By publishing patient ratings of physicians' clinical skills, personality, and office staff, the sites claim they're providing a valuable public service for patients who need help in choosing or evaluating a doctor. Consumer advocates agree, pointing out that such information isn't readily available to the public.
While physicians may protest that such comments are unfair, some sites insist that their ratings offer them a reality check on the quality of their care. But not all doctors appreciate that opportunity. As Joanne Wong, co-founder of RateMDs, says, "Judging by the e-mails we receive, doctors are often unhappy with what we are doing.
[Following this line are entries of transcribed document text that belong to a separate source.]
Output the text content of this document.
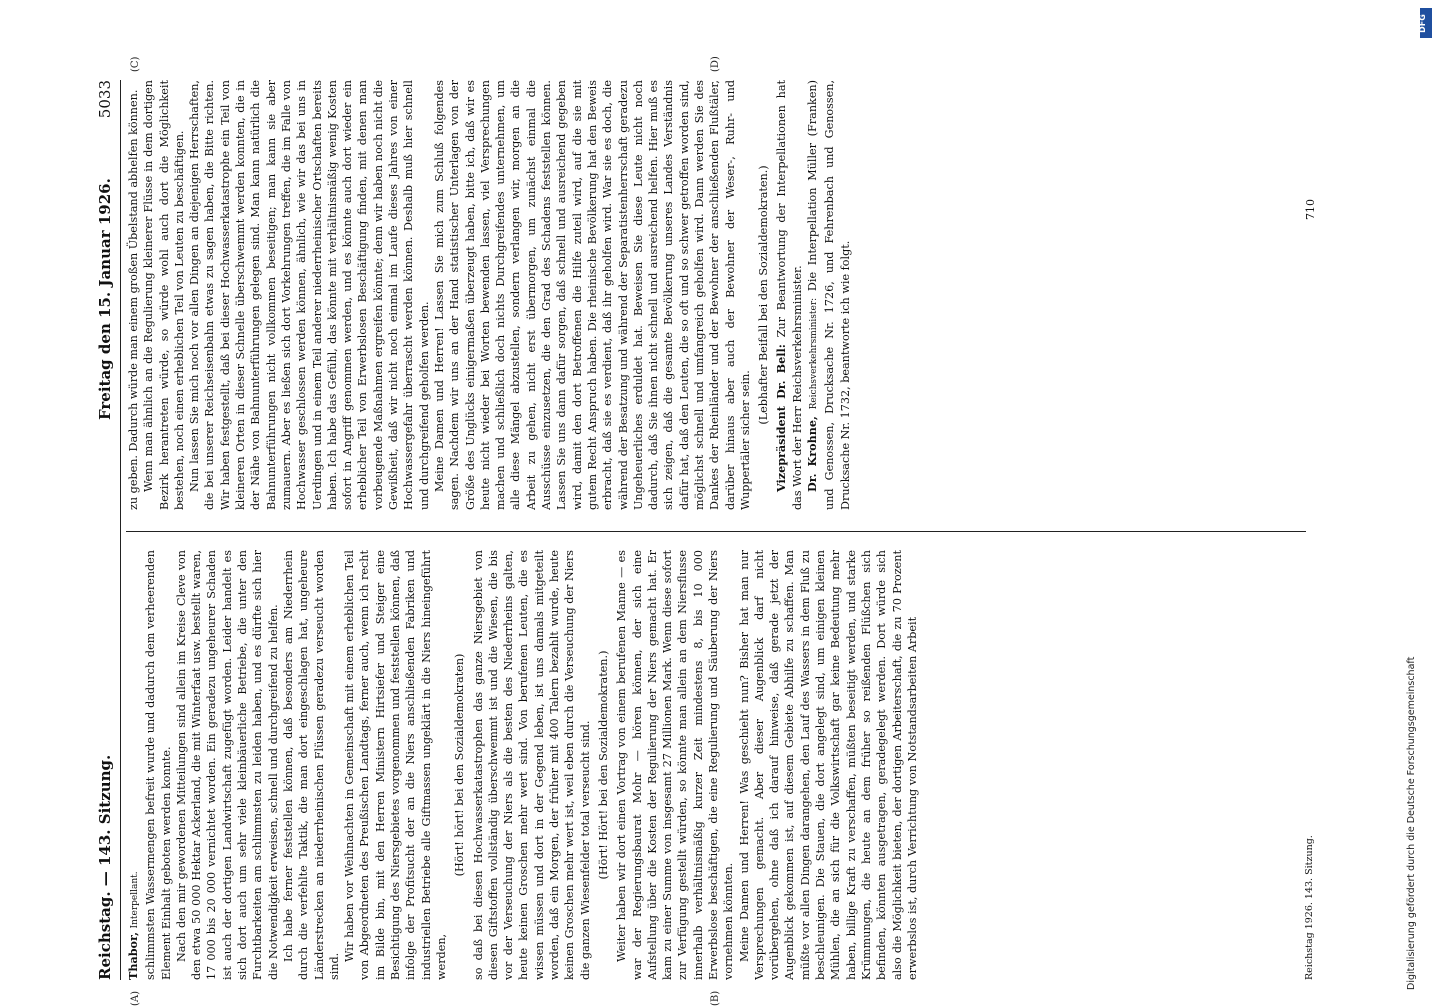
Reichstag. — 143. Sitzung.
Freitag den 15. Januar 1926.
5033
(A)	(B)
(C)	(D)

Thabor, Interpellant. schlimmsten Wassermengen befreit wurde und dadurch dem verheerenden Element Einhalt geboten werden konnte. Nach den mir gewordenen Mitteilungen sind allein im Kreise Cleve von den etwa 50 000 Hektar Ackerland, die mit Winterfaat usw. bestellt waren, 17 000 bis 20 000 vernichtet worden. Ein geradezu ungeheurer Schaden ist auch der dortigen Landwirtschaft zugefügt worden. Leider handelt es sich dort auch um sehr viele kleinbäuerliche Betriebe, die unter den Furchtbarkeiten am schlimmsten zu leiden haben, und es dürfte sich hier die Notwendigkeit erweisen, schnell und durchgreifend zu helfen. Ich habe ferner feststellen können, daß besonders am Niederrhein durch die verfehlte Taktik, die man dort eingeschlagen hat, ungeheure Länderstrecken an niederrheinischen Flüssen geradezu verseucht worden sind.

Wir haben vor Weihnachten in Gemeinschaft mit einem erheblichen Teil von Abgeordneten des Preußischen Landtags, ferner auch, wenn ich recht im Bilde bin, mit den Herren Ministern Hirtsiefer und Steiger eine Besichtigung des Niersgebietes vorgenommen und feststellen können, daß infolge der Profitsucht der an die Niers anschließenden Fabriken und industriellen Betriebe alle Giftmassen ungeklärt in die Niers hineingeführt werden,

(Hört! hört! bei den Sozialdemokraten) so daß bei diesen Hochwasserkatastrophen das ganze Niersgebiet von diesen Giftstoffen vollständig überschwemmt ist und die Wiesen, die bis vor der Verseuchung der Niers als die besten des Niederrheins galten, heute keinen Groschen mehr wert sind. Von berufenen Leuten, die es wissen müssen und dort in der Gegend leben, ist uns damals mitgeteilt worden, daß ein Morgen, der früher mit 400 Talern bezahlt wurde, heute keinen Groschen mehr wert ist, weil eben durch die Verseuchung der Niers die ganzen Wiesenfelder total verseucht sind. (Hört! Hört! bei den Sozialdemokraten.) Weiter haben wir dort einen Vortrag von einem berufenen Manne — es war der Regierungsbaurat Mohr — hören können, der sich eine Aufstellung über die Kosten der Regulierung der Niers gemacht hat. Er kam zu einer Summe von insgesamt 27 Millionen Mark. Wenn diese sofort zur Verfügung gestellt würden, so könnte man allein an dem Niersflusse innerhalb verhältnismäßig kurzer Zeit mindestens 8, bis 10 000 Erwerbslose beschäftigen, die eine Regulierung und Säuberung der Niers vornehmen könnten. Meine Damen und Herren! Was geschieht nun? Bisher hat man nur Versprechungen gemacht. Aber dieser Augenblick darf nicht vorübergehen, ohne daß ich darauf hinweise, daß gerade jetzt der Augenblick gekommen ist, auf diesem Gebiete Abhilfe zu schaffen. Man müßte vor allen Dingen darangehen, den Lauf des Wassers in dem Fluß zu beschleunigen. Die Stauen, die dort angelegt sind, um einigen kleinen Mühlen, die an sich für die Volkswirtschaft gar keine Bedeutung mehr haben, billige Kraft zu verschaffen, müßten beseitigt werden, und starke Krümmungen, die heute an dem früher so reißenden Flüßchen sich befinden, könnten ausgetragen, geradegelegt werden. Dort würde sich also die Möglichkeit bieten, der dortigen Arbeiterschaft, die zu 70 Prozent erwerbslos ist, durch Verrichtung von Notstandsarbeiten Arbeit

zu geben. Dadurch würde man einem großen Übelstand abhelfen können. Wenn man ähnlich an die Regulierung kleinerer Flüsse in dem dortigen Bezirk herantreten würde, so würde wohl auch dort die Möglichkeit bestehen, noch einen erheblichen Teil von Leuten zu beschäftigen. Nun lassen Sie mich noch vor allen Dingen an diejenigen Herrschaften, die bei unserer Reichseisenbahn etwas zu sagen haben, die Bitte richten. Wir haben festgestellt, daß bei dieser Hochwasserkatastrophe ein Teil von kleineren Orten in dieser Schnelle überschwemmt werden konnten, die in der Nähe von Bahnunterführungen gelegen sind. Man kann natürlich die Bahnunterführungen nicht vollkommen beseitigen; man kann sie aber zumauern. Aber es ließen sich dort Vorkehrungen treffen, die im Falle von Hochwasser geschlossen werden können, ähnlich, wie wir das bei uns in Uerdingen und in einem Teil anderer niederrheinischer Ortschaften bereits haben. Ich habe das Gefühl, das könnte mit verhältnismäßig wenig Kosten sofort in Angriff genommen werden, und es könnte auch dort wieder ein erheblicher Teil von Erwerbslosen Beschäftigung finden, mit denen man vorbeugende Maßnahmen ergreifen könnte; denn wir haben noch nicht die Gewißheit, daß wir nicht noch einmal im Laufe dieses Jahres von einer Hochwassergefahr überrascht werden können. Deshalb muß hier schnell und durchgreifend geholfen werden. Meine Damen und Herren! Lassen Sie mich zum Schluß folgendes sagen. Nachdem wir uns an der Hand statistischer Unterlagen von der Größe des Unglücks einigermaßen überzeugt haben, bitte ich, daß wir es heute nicht wieder bei Worten bewenden lassen, viel Versprechungen machen und schließlich doch nichts Durchgreifendes unternehmen, um alle diese Mängel abzustellen, sondern verlangen wir, morgen an die Arbeit zu gehen, nicht erst übermorgen, um zunächst einmal die Ausschüsse einzusetzen, die den Grad des Schadens feststellen können. Lassen Sie uns dann dafür sorgen, daß schnell und ausreichend gegeben wird, damit den dort Betroffenen die Hilfe zuteil wird, auf die sie mit gutem Recht Anspruch haben. Die rheinische Bevölkerung hat den Beweis erbracht, daß sie es verdient, daß ihr geholfen wird. War sie es doch, die während der Besatzung und während der Separatistenherrschaft geradezu Ungeheuerliches erduldet hat. Beweisen Sie diese Leute nicht noch dadurch, daß Sie ihnen nicht schnell und ausreichend helfen. Hier muß es sich zeigen, daß die gesamte Bevölkerung unseres Landes Verständnis dafür hat, daß den Leuten, die so oft und so schwer getroffen worden sind, möglichst schnell und umfangreich geholfen wird. Dann werden Sie des Dankes der Rheinländer und der Bewohner der anschließenden Flußtäler, darüber hinaus aber auch der Bewohner der Weser-, Ruhr- und Wuppertäler sicher sein.

(Lebhafter Beifall bei den Sozialdemokraten.) Vizepräsident Dr. Bell: Zur Beantwortung der Interpellationen hat das Wort der Herr Reichsverkehrsminister. Dr. Krohne, Reichsverkehrsminister: Die Interpellation Müller (Franken) und Genossen, Drucksache Nr. 1726, und Fehrenbach und Genossen, Drucksache Nr. 1732, beantworte ich wie folgt.

Reichstag 1926. 143. Sitzung.
710
DFG
Digitalisierung gefördert durch die Deutsche Forschungsgemeinschaft
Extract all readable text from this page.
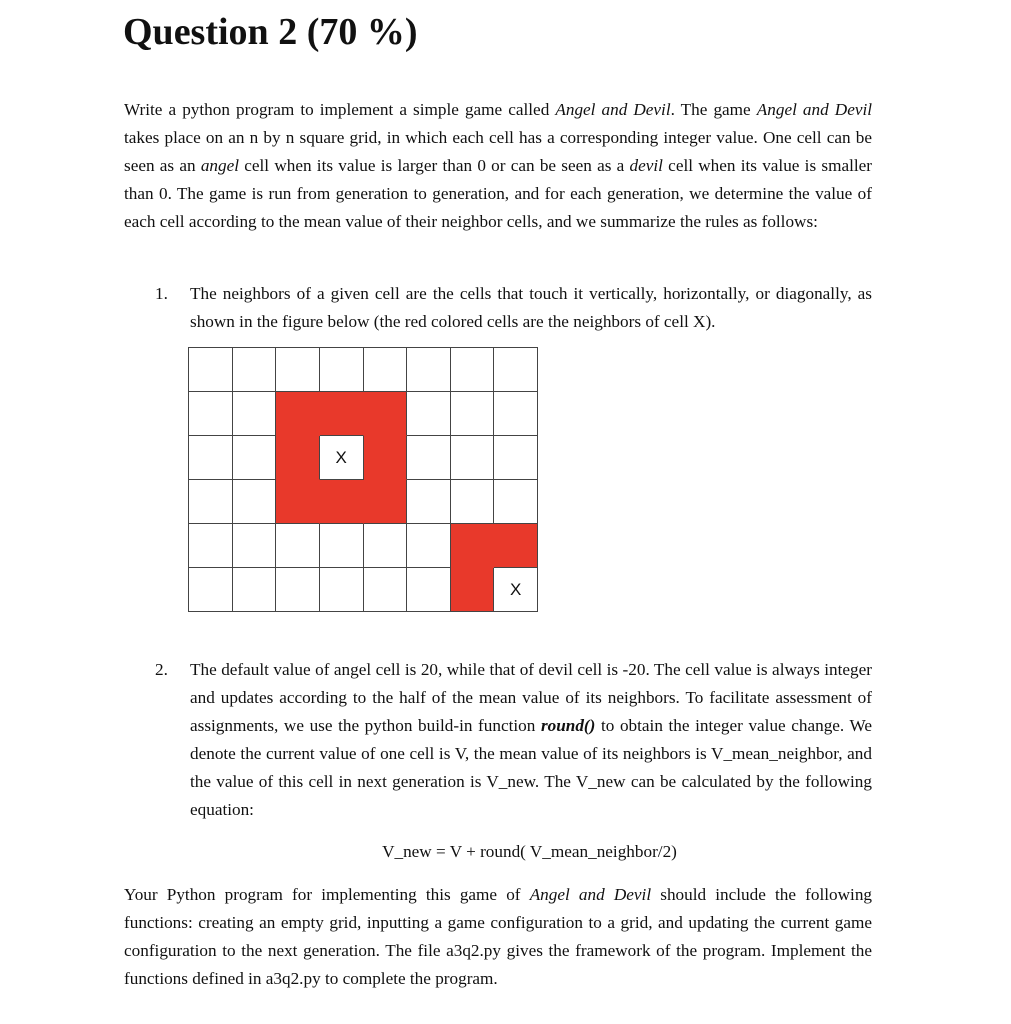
Question 2 (70 %)

Write a python program to implement a simple game called Angel and Devil. The game Angel and Devil takes place on an n by n square grid, in which each cell has a corresponding integer value. One cell can be seen as an angel cell when its value is larger than 0 or can be seen as a devil cell when its value is smaller than 0. The game is run from generation to generation, and for each generation, we determine the value of each cell according to the mean value of their neighbor cells, and we summarize the rules as follows:

1. The neighbors of a given cell are the cells that touch it vertically, horizontally, or diagonally, as shown in the figure below (the red colored cells are the neighbors of cell X).

X
X
2. The default value of angel cell is 20, while that of devil cell is -20. The cell value is always integer and updates according to the half of the mean value of its neighbors. To facilitate assessment of assignments, we use the python build-in function round() to obtain the integer value change. We denote the current value of one cell is V, the mean value of its neighbors is V_mean_neighbor, and the value of this cell in next generation is V_new. The V_new can be calculated by the following equation:

V_new = V + round( V_mean_neighbor/2)

Your Python program for implementing this game of Angel and Devil should include the following functions: creating an empty grid, inputting a game configuration to a grid, and updating the current game configuration to the next generation. The file a3q2.py gives the framework of the program. Implement the functions defined in a3q2.py to complete the program.
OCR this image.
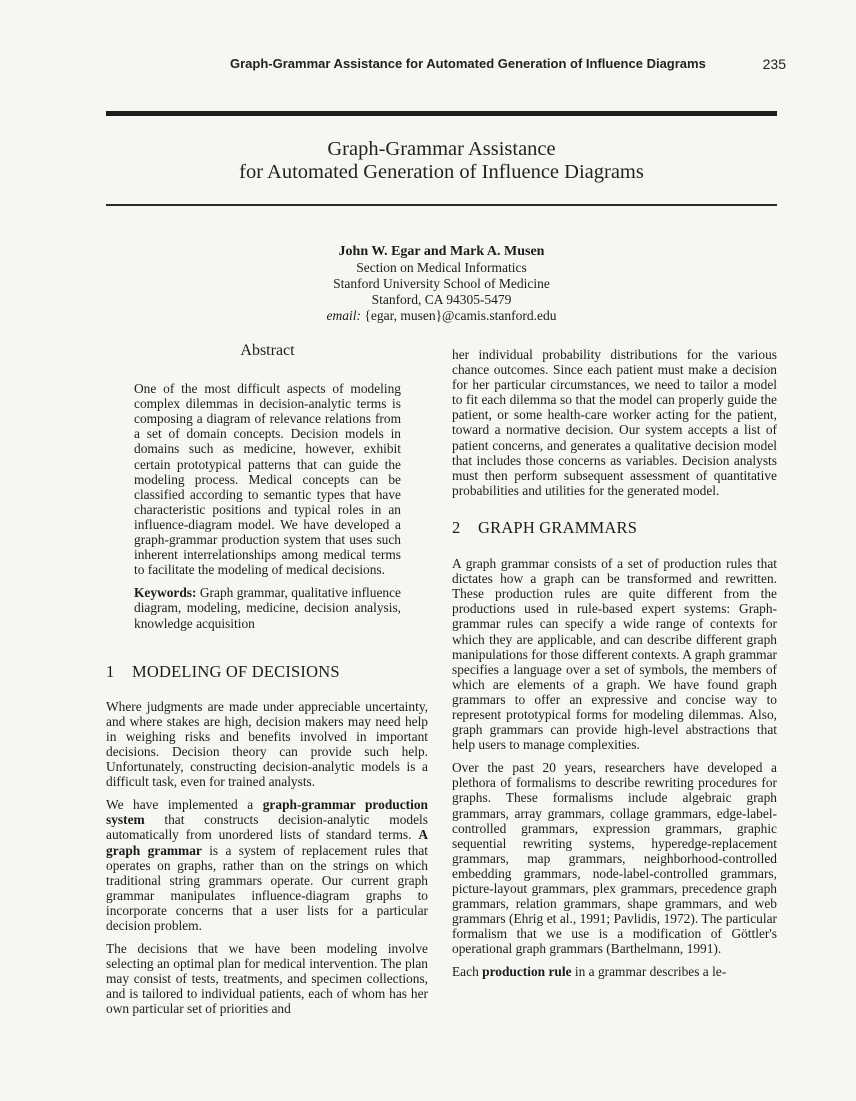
Graph-Grammar Assistance for Automated Generation of Influence Diagrams	235
Graph-Grammar Assistance
for Automated Generation of Influence Diagrams
John W. Egar and Mark A. Musen
Section on Medical Informatics
Stanford University School of Medicine
Stanford, CA 94305-5479
email: {egar, musen}@camis.stanford.edu
Abstract

One of the most difficult aspects of modeling complex dilemmas in decision-analytic terms is composing a diagram of relevance relations from a set of domain concepts. Decision models in domains such as medicine, however, exhibit certain prototypical patterns that can guide the modeling process. Medical concepts can be classified according to semantic types that have characteristic positions and typical roles in an influence-diagram model. We have developed a graph-grammar production system that uses such inherent interrelationships among medical terms to facilitate the modeling of medical decisions.

Keywords: Graph grammar, qualitative influence diagram, modeling, medicine, decision analysis, knowledge acquisition

1 MODELING OF DECISIONS

Where judgments are made under appreciable uncertainty, and where stakes are high, decision makers may need help in weighing risks and benefits involved in important decisions. Decision theory can provide such help. Unfortunately, constructing decision-analytic models is a difficult task, even for trained analysts.

We have implemented a graph-grammar production system that constructs decision-analytic models automatically from unordered lists of standard terms. A graph grammar is a system of replacement rules that operates on graphs, rather than on the strings on which traditional string grammars operate. Our current graph grammar manipulates influence-diagram graphs to incorporate concerns that a user lists for a particular decision problem.

The decisions that we have been modeling involve selecting an optimal plan for medical intervention. The plan may consist of tests, treatments, and specimen collections, and is tailored to individual patients, each of whom has her own particular set of priorities and

her individual probability distributions for the various chance outcomes. Since each patient must make a decision for her particular circumstances, we need to tailor a model to fit each dilemma so that the model can properly guide the patient, or some health-care worker acting for the patient, toward a normative decision. Our system accepts a list of patient concerns, and generates a qualitative decision model that includes those concerns as variables. Decision analysts must then perform subsequent assessment of quantitative probabilities and utilities for the generated model.

2 GRAPH GRAMMARS

A graph grammar consists of a set of production rules that dictates how a graph can be transformed and rewritten. These production rules are quite different from the productions used in rule-based expert systems: Graph-grammar rules can specify a wide range of contexts for which they are applicable, and can describe different graph manipulations for those different contexts. A graph grammar specifies a language over a set of symbols, the members of which are elements of a graph. We have found graph grammars to offer an expressive and concise way to represent prototypical forms for modeling dilemmas. Also, graph grammars can provide high-level abstractions that help users to manage complexities.

Over the past 20 years, researchers have developed a plethora of formalisms to describe rewriting procedures for graphs. These formalisms include algebraic graph grammars, array grammars, collage grammars, edge-label-controlled grammars, expression grammars, graphic sequential rewriting systems, hyperedge-replacement grammars, map grammars, neighborhood-controlled embedding grammars, node-label-controlled grammars, picture-layout grammars, plex grammars, precedence graph grammars, relation grammars, shape grammars, and web grammars (Ehrig et al., 1991; Pavlidis, 1972). The particular formalism that we use is a modification of Göttler's operational graph grammars (Barthelmann, 1991).

Each production rule in a grammar describes a le-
But patients approve almost unanimously, as evidenced by their words, and by our steadily increasing Web site traffic."
The dangers of anonymous ratings
The biggest problem with these online ratings is that they're often based on opinions from only a few patients-anonymous ones at that-or even on just a single visit to a doctor. For example, NDDB lists only two ratings for a family physician in Illinois: one highly favorable, one "awful." As a result, his overall average, based on scores in several different categories, is a mediocre 52 percent. A surgeon in Los Gatos, CA, earned a 50 percent grade based on four reviews, summarized as "highly recommended," "not recommended," "superb," and "yuck." The latter patient apparently gave him a zero in every category. As one physician complained to RateMDs, "At the very least, you should refrain from posting 'ratings' of doctors who have less than, say, five 'ratings' in your system."